Apesar de não considerar a antecipação do encontro partidário, Mauro Mendes informou que a data será definida na próxima semana. Uma ala dentro do partido defende que o encontro ocorra no primeiro dia do calendário eleitoral, programado para 20 de julho, com o prazo final para a definição em 5 de agosto.
Os Campos e Mauro Mendes estão em conflito, especialmente devido ao interesse de Jayme em concorrer ao Governo de Mato Grosso, o que contrasta com a intenção de Mendes, pré-candidato ao Senado, de apoiar a reeleição do governador Otaviano Pivetta, do Republicanos. Em meio a esse impasse, Júlio sugeriu que Mauro fosse confirmado como candidato, permitindo que ele apoiasse Pivetta, desde que o nome de Jayme fosse referendado para o governo.

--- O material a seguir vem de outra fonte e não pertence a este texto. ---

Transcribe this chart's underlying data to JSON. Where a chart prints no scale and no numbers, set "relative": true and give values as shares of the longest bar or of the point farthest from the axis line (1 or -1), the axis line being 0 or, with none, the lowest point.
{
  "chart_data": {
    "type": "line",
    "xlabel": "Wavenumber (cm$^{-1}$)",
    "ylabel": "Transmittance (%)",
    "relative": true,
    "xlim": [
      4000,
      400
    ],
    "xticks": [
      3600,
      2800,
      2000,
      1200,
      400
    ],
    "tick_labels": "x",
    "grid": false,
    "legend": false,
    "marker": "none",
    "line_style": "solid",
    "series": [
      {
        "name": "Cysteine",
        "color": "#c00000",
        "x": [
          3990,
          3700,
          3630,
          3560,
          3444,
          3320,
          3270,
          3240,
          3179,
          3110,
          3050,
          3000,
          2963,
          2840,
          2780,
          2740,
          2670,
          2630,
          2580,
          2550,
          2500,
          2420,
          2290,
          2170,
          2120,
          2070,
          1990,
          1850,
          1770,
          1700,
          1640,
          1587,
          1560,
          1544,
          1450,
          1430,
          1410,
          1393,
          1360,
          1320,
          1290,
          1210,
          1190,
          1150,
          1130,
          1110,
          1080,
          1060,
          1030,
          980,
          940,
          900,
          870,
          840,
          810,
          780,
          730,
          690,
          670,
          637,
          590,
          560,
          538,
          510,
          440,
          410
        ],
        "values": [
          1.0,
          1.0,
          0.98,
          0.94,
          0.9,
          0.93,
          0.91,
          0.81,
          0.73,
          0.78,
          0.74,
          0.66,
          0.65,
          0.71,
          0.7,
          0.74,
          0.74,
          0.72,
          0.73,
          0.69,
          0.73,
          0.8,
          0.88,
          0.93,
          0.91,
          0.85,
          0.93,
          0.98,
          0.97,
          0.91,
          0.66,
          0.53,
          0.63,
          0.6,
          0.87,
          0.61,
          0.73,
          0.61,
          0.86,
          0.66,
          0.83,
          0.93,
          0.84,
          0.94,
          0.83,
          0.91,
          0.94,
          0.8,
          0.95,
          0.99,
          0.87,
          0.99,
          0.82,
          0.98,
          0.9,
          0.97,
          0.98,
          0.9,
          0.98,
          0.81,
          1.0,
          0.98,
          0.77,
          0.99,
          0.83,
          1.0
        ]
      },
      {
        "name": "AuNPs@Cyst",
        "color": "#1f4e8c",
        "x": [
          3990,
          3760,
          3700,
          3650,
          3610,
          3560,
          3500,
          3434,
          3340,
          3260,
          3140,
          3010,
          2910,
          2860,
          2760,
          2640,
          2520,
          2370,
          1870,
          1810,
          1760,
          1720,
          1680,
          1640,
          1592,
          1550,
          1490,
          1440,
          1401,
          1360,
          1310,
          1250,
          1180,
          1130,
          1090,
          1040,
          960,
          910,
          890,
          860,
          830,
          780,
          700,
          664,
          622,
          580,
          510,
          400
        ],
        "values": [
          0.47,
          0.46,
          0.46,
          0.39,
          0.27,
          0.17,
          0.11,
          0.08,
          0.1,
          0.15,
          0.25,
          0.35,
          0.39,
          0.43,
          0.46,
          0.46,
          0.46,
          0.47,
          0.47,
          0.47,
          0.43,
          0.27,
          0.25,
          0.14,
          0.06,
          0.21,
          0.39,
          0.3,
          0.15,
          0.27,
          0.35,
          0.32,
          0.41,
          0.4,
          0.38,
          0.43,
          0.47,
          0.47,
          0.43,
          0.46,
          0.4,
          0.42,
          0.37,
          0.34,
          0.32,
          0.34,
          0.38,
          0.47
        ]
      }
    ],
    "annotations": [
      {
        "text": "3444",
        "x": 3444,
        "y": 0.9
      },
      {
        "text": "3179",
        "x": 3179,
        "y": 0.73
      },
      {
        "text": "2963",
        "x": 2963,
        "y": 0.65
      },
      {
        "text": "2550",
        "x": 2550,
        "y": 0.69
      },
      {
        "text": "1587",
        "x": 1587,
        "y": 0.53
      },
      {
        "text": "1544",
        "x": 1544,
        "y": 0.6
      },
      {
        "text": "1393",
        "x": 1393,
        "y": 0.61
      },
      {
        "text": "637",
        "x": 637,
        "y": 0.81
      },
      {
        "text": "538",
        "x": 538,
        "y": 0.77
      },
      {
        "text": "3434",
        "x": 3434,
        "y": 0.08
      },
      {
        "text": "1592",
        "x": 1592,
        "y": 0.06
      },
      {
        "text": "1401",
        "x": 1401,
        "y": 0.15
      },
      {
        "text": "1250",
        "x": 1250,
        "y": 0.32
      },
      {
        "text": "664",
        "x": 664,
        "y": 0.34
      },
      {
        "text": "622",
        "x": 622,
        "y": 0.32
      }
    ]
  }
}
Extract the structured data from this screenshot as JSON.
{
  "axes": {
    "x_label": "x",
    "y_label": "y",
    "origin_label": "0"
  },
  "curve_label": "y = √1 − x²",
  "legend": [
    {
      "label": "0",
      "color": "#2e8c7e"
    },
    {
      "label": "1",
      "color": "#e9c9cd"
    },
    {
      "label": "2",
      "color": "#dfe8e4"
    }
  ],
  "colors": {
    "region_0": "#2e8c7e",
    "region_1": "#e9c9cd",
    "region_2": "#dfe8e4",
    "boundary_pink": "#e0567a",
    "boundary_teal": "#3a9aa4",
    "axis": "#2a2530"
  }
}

Mauro Mendes enfatizou a importância do estatuto do partido na condução das decisões, afirmando que é essencial que os filiados o conheçam e respeitem. "Não será a vontade do Mauro Mendes, não será a vontade dos Campos, será a vontade que está expressa no Estatuto do partido", declarou o ex-governador, sublinhando a necessidade de seguir as diretrizes estabelecidas.
Além disso, Mauro respondeu a críticas feitas por Júlio sobre a direção estadual da federação União Progressista, que inclui o União Brasil e o Progressistas. Ele afirmou que a composição dessa direção foi resultado de uma decisão a nível nacional, que nomeou os membros publicamente, o que pode impactar a candidatura de Jayme em caso de desavenças entre os partidos.
Embora tenha reiterado que as definições sobre candidaturas ocorrerão apenas nas convenções, Mauro Mendes reafirmou seu apoio a Otaviano Pivetta. "O meu apoio é para o Otaviano Pivetta. A federação União Progressista vai decidir nas convenções", afirmou.